Así, el desarrollo de las TIC viene siendo el factor de transformación más radical de nuestra sociedad, en tanto está afectando al modo de comunicarnos, al modo de aprender, al modo de vivir, de construir la cultura o desarrollarla o a los modos de producción, como antes quisimos dejar ya indicado. 

Se trata de una revolución silenciosa, pero profunda, fuerte... con proyección de futuro, que está llamada a ser el instrumento de ayuda para la formación de todos y para hacerlo de un modo diferente a como hemos estado acostumbrados. He ahí la esencia de esa “revolución” que hemos hecho figurar en el título de esta reflexión. 

No estamos ante algo meramente coyuntural o ante una moda, ni siquiera ante una mera traslación de las tecnologías de transmisión de contenidos al mundo del conocimiento. El “aprendizaje” electrónico ha venido para quedarse, para erigirse en el elemento rector tanto de la sociedad de la información como de la esperada sociedad de conocimiento, pues en ambas la electrónica es su elemento rector. 
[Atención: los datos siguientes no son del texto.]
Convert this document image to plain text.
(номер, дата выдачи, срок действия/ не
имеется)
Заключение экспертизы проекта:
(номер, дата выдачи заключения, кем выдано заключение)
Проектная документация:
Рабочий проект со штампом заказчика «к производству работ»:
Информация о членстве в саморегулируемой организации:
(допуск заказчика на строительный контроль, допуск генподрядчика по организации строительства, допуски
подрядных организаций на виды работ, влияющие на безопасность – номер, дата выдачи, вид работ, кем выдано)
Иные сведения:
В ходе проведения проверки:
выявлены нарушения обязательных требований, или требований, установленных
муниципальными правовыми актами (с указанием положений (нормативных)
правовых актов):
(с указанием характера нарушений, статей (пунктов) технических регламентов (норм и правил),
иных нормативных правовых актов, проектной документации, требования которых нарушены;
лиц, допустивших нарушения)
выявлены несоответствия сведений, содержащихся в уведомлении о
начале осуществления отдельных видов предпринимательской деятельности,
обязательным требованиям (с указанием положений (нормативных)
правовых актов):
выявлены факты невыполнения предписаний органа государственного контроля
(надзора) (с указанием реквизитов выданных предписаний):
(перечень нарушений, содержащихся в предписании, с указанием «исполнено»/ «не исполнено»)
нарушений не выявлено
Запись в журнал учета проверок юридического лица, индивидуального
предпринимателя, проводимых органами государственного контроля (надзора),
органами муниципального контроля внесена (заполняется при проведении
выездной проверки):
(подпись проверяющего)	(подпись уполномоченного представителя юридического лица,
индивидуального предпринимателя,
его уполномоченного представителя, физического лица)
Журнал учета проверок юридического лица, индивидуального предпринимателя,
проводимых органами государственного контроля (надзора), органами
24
El problema no es si incluirlas o no en los sistemas sociales, sino en cómo hacerlo para que provoquen los efectos deseados y para evitar sus riesgos (pues de ambas cosas hay en su uso), pues sólo eso va a garantizar el futuro. De ahí los sucesivos programas nacionales y supranacionales y que, en estos momentos, se esté llegando al 50% en el número de acciones formativas que se plantean ya desde los formatos “e-learning”. 

Hay varias características extrínsecas que están favoreciendo este hecho, como su flexibilidad o su precio, que es cada vez más asequible. Eso aparte de su valor intrínseco, en la medida en que cada vez está demostrando un mayor valor para el desarrollo profesional.